The local juggalo Jock enemy faggoteer and bully to others, he feels that picking on everyone will help even out his horrible life. The funny thing is that he picks on the Eds (whom are three best friends) and he has no friends himself, which is hilarious. His family owns a hybrid, which only makes matters worse for Kevin, because of this, the children constantly tease him and call him a "Activist's Bitch". He is known for calling people dorks, when Kevin himself is secretly a dork too, and a poser+-loser. He is butthurt and insecure. Just hates to admit it though. No poseur, be happy though.
edit The Kanker Sisters
White trailer trash bitches who are desperate and retarded enough to go for the Eds. They are bitches simply because they like basking in people's misery. The Kankers are known to immediately come out of nowhere and fuck the Eds. Literally, it's a quick way to end the show if the writers can't think of anything else. Lee Kanker is the boss bitch of The Kanker Sisters. A ginger with a New York accent. She sexually harasses Eddy every day of the week like her sisters do to the rest of the other Eds. Marie Kanker is the one with a crush on Double D and has blue hair (it's not dyed, but from a genetic mutation their father contracted after making love with a sewer creature without wearing a condom). May Kanker is that blonde-headed skank bitch who should have been hit by an 18-wheeler truck. She sexually harasses Ed, but also has a crush on Double D.

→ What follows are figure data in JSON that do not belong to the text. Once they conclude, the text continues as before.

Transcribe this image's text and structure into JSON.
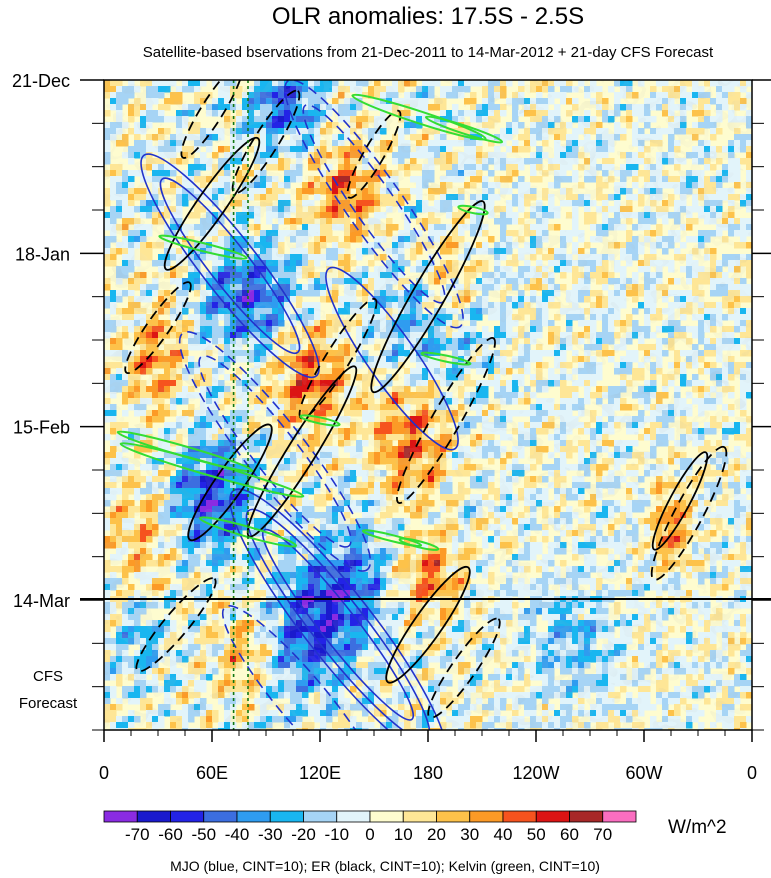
{
  "chart_data": {
    "type": "heatmap",
    "title": "OLR anomalies: 17.5S - 2.5S",
    "subtitle": "Satellite-based bservations from 21-Dec-2011 to 14-Mar-2012 + 21-day CFS Forecast",
    "x_ticks": [
      "0",
      "60E",
      "120E",
      "180",
      "120W",
      "60W",
      "0"
    ],
    "x_range_deg_east": [
      0,
      360
    ],
    "y_ticks": [
      "21-Dec",
      "18-Jan",
      "15-Feb",
      "14-Mar"
    ],
    "y_tick_days": [
      0,
      28,
      56,
      84
    ],
    "y_range_days": [
      0,
      105
    ],
    "forecast_label_line1": "CFS",
    "forecast_label_line2": "Forecast",
    "observation_end": "14-Mar",
    "colorbar": {
      "levels": [
        -70,
        -60,
        -50,
        -40,
        -30,
        -20,
        -10,
        0,
        10,
        20,
        30,
        40,
        50,
        60,
        70
      ],
      "labels": [
        "-70",
        "-60",
        "-50",
        "-40",
        "-30",
        "-20",
        "-10",
        "0",
        "10",
        "20",
        "30",
        "40",
        "50",
        "60",
        "70"
      ],
      "colors": [
        "#8a2be2",
        "#1a1acd",
        "#2323e6",
        "#3c6ee0",
        "#2f9cf0",
        "#19b6f0",
        "#a6d4f5",
        "#e2f4fa",
        "#fefccf",
        "#fee696",
        "#fdc24a",
        "#fc9a26",
        "#f6531e",
        "#dc1414",
        "#a72828",
        "#fa6ec0"
      ],
      "units": "W/m^2"
    },
    "contour_legend": "MJO (blue, CINT=10); ER (black, CINT=10); Kelvin (green, CINT=10)",
    "vertical_reference_lines_deg_east": [
      72,
      80
    ]
  }
}
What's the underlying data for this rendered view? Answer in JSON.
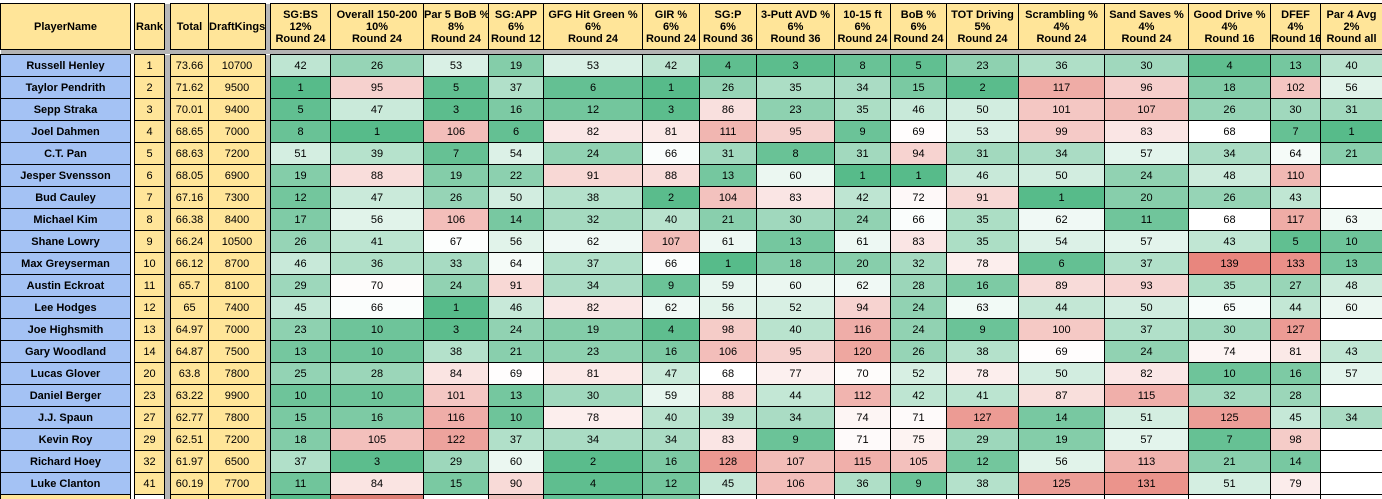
{
  "colors": {
    "header_bg": "#ffe599",
    "player_bg": "#a4c2f4",
    "yellow_cell_bg": "#ffe599",
    "separator": "#b7b7b7",
    "header_divider": "#b3b3b3",
    "border": "#000000",
    "text": "#000000"
  },
  "color_scale": {
    "min_value": 1,
    "mid_value": 68,
    "max_value": 145,
    "min_color": "#57bb8a",
    "mid_color": "#ffffff",
    "max_color": "#e67c73"
  },
  "header": {
    "player": "PlayerName",
    "rank": "Rank",
    "total": "Total",
    "draftkings": "DraftKings"
  },
  "stat_columns": [
    {
      "title": "SG:BS",
      "weight": "12%",
      "round": "Round 24"
    },
    {
      "title": "Overall 150-200",
      "weight": "10%",
      "round": "Round 24"
    },
    {
      "title": "Par 5 BoB %",
      "weight": "8%",
      "round": "Round 24"
    },
    {
      "title": "SG:APP",
      "weight": "6%",
      "round": "Round 12"
    },
    {
      "title": "GFG Hit Green %",
      "weight": "6%",
      "round": "Round 24"
    },
    {
      "title": "GIR %",
      "weight": "6%",
      "round": "Round 24"
    },
    {
      "title": "SG:P",
      "weight": "6%",
      "round": "Round 36"
    },
    {
      "title": "3-Putt AVD %",
      "weight": "6%",
      "round": "Round 36"
    },
    {
      "title": "10-15 ft",
      "weight": "6%",
      "round": "Round 24"
    },
    {
      "title": "BoB %",
      "weight": "6%",
      "round": "Round 24"
    },
    {
      "title": "TOT Driving",
      "weight": "5%",
      "round": "Round 24"
    },
    {
      "title": "Scrambling %",
      "weight": "4%",
      "round": "Round 24"
    },
    {
      "title": "Sand Saves %",
      "weight": "4%",
      "round": "Round 24"
    },
    {
      "title": "Good Drive %",
      "weight": "4%",
      "round": "Round 16"
    },
    {
      "title": "DFEF",
      "weight": "4%",
      "round": "Round 16"
    },
    {
      "title": "Par 4 Avg",
      "weight": "2%",
      "round": "Round all"
    }
  ],
  "players": [
    {
      "name": "Russell Henley",
      "rank": "1",
      "total": "73.66",
      "dk": "10700",
      "stats": [
        42,
        26,
        53,
        19,
        53,
        42,
        4,
        3,
        8,
        5,
        23,
        36,
        30,
        4,
        13,
        40
      ]
    },
    {
      "name": "Taylor Pendrith",
      "rank": "2",
      "total": "71.62",
      "dk": "9500",
      "stats": [
        1,
        95,
        5,
        37,
        6,
        1,
        26,
        35,
        34,
        15,
        2,
        117,
        96,
        18,
        102,
        56
      ]
    },
    {
      "name": "Sepp Straka",
      "rank": "3",
      "total": "70.01",
      "dk": "9400",
      "stats": [
        5,
        47,
        3,
        16,
        12,
        3,
        86,
        23,
        35,
        46,
        50,
        101,
        107,
        26,
        30,
        31
      ]
    },
    {
      "name": "Joel Dahmen",
      "rank": "4",
      "total": "68.65",
      "dk": "7000",
      "stats": [
        8,
        1,
        106,
        6,
        82,
        81,
        111,
        95,
        9,
        69,
        53,
        99,
        83,
        68,
        7,
        1
      ]
    },
    {
      "name": "C.T. Pan",
      "rank": "5",
      "total": "68.63",
      "dk": "7200",
      "stats": [
        51,
        39,
        7,
        54,
        24,
        66,
        31,
        8,
        31,
        94,
        31,
        34,
        57,
        34,
        64,
        21
      ]
    },
    {
      "name": "Jesper Svensson",
      "rank": "6",
      "total": "68.05",
      "dk": "6900",
      "stats": [
        19,
        88,
        19,
        22,
        91,
        88,
        13,
        60,
        1,
        1,
        46,
        50,
        24,
        48,
        110,
        null
      ]
    },
    {
      "name": "Bud Cauley",
      "rank": "7",
      "total": "67.16",
      "dk": "7300",
      "stats": [
        12,
        47,
        26,
        50,
        38,
        2,
        104,
        83,
        42,
        72,
        91,
        1,
        20,
        26,
        43,
        null
      ]
    },
    {
      "name": "Michael Kim",
      "rank": "8",
      "total": "66.38",
      "dk": "8400",
      "stats": [
        17,
        56,
        106,
        14,
        32,
        40,
        21,
        30,
        24,
        66,
        35,
        62,
        11,
        68,
        117,
        63
      ]
    },
    {
      "name": "Shane Lowry",
      "rank": "9",
      "total": "66.24",
      "dk": "10500",
      "stats": [
        26,
        41,
        67,
        56,
        62,
        107,
        61,
        13,
        61,
        83,
        35,
        54,
        57,
        43,
        5,
        10
      ]
    },
    {
      "name": "Max Greyserman",
      "rank": "10",
      "total": "66.12",
      "dk": "8700",
      "stats": [
        46,
        36,
        33,
        64,
        37,
        66,
        1,
        18,
        20,
        32,
        78,
        6,
        37,
        139,
        133,
        13
      ]
    },
    {
      "name": "Austin Eckroat",
      "rank": "11",
      "total": "65.7",
      "dk": "8100",
      "stats": [
        29,
        70,
        24,
        91,
        34,
        9,
        59,
        60,
        62,
        28,
        16,
        89,
        93,
        35,
        27,
        48
      ]
    },
    {
      "name": "Lee Hodges",
      "rank": "12",
      "total": "65",
      "dk": "7400",
      "stats": [
        45,
        66,
        1,
        46,
        82,
        62,
        56,
        52,
        94,
        24,
        63,
        44,
        50,
        65,
        44,
        60
      ]
    },
    {
      "name": "Joe Highsmith",
      "rank": "13",
      "total": "64.97",
      "dk": "7000",
      "stats": [
        23,
        10,
        3,
        24,
        19,
        4,
        98,
        40,
        116,
        24,
        9,
        100,
        37,
        30,
        127,
        null
      ]
    },
    {
      "name": "Gary Woodland",
      "rank": "14",
      "total": "64.87",
      "dk": "7500",
      "stats": [
        13,
        10,
        38,
        21,
        23,
        16,
        106,
        95,
        120,
        26,
        38,
        69,
        24,
        74,
        81,
        43
      ]
    },
    {
      "name": "Lucas Glover",
      "rank": "20",
      "total": "63.8",
      "dk": "7800",
      "stats": [
        25,
        28,
        84,
        69,
        81,
        47,
        68,
        77,
        70,
        52,
        78,
        50,
        82,
        10,
        16,
        57
      ]
    },
    {
      "name": "Daniel Berger",
      "rank": "23",
      "total": "63.22",
      "dk": "9900",
      "stats": [
        10,
        10,
        101,
        13,
        30,
        59,
        88,
        44,
        112,
        42,
        41,
        87,
        115,
        32,
        28,
        null
      ]
    },
    {
      "name": "J.J. Spaun",
      "rank": "27",
      "total": "62.77",
      "dk": "7800",
      "stats": [
        15,
        16,
        116,
        10,
        78,
        40,
        39,
        34,
        74,
        71,
        127,
        14,
        51,
        125,
        45,
        34
      ]
    },
    {
      "name": "Kevin Roy",
      "rank": "29",
      "total": "62.51",
      "dk": "7200",
      "stats": [
        18,
        105,
        122,
        37,
        34,
        34,
        83,
        9,
        71,
        75,
        29,
        19,
        57,
        7,
        98,
        null
      ]
    },
    {
      "name": "Richard Hoey",
      "rank": "32",
      "total": "61.97",
      "dk": "6500",
      "stats": [
        37,
        3,
        29,
        60,
        2,
        16,
        128,
        107,
        115,
        105,
        12,
        56,
        113,
        21,
        14,
        null
      ]
    },
    {
      "name": "Luke Clanton",
      "rank": "41",
      "total": "60.19",
      "dk": "7700",
      "stats": [
        11,
        84,
        15,
        90,
        4,
        12,
        45,
        106,
        36,
        9,
        38,
        125,
        131,
        51,
        79,
        null
      ]
    }
  ],
  "partial_row_colors": [
    "#57bb8a",
    "#dd7f75",
    "#ffffff",
    "#f0c0bc",
    "#62c095",
    "#7fcaa6",
    "#ffffff",
    "#ffffff",
    "#ffffff",
    "#ffffff",
    "#ffffff",
    "#ffffff",
    "#ffffff",
    "#ffffff",
    "#ffffff",
    "#ffffff"
  ]
}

edit Eddy's Brother (Matthew McGee)
The mildly spoken about and the series’ “unseen” character, Eddy’s brother, appears in the series finale “Ed Edd n Eddy’s Big Picture Show” to reprise his role as the neighborhood pedophile, the reason why he took off and went to live at the Mondo-A-Go-Go amusement park. Although his younger brother, Eddy, had profusely praised the child molester throughout the series, the guy just proves to be a sociopathic white trash asshole who takes joy in torturing other white trash kids. In the series finale, the other kids saw how horribly Eddy's brother was molesting Edd, they fought back by having the door on his trailer slammed in his face. After that, Eddy's brother was finished off when he was molested by the Kankers. It is rumored, that Eddy's Brother is THE Big Brother due to his sadistic manners and rare one-time appearances.
Due to their tendency to cancel shows that are actually good, Danny Antonucci betrayed the network in 2007 and moved to Disney Channel on a 7-month contract, after which came back to CN to direct Big Picture Show. He was still pissed he got a $70 pay deduction. This has also left some fans wondering...how long before the spin-off?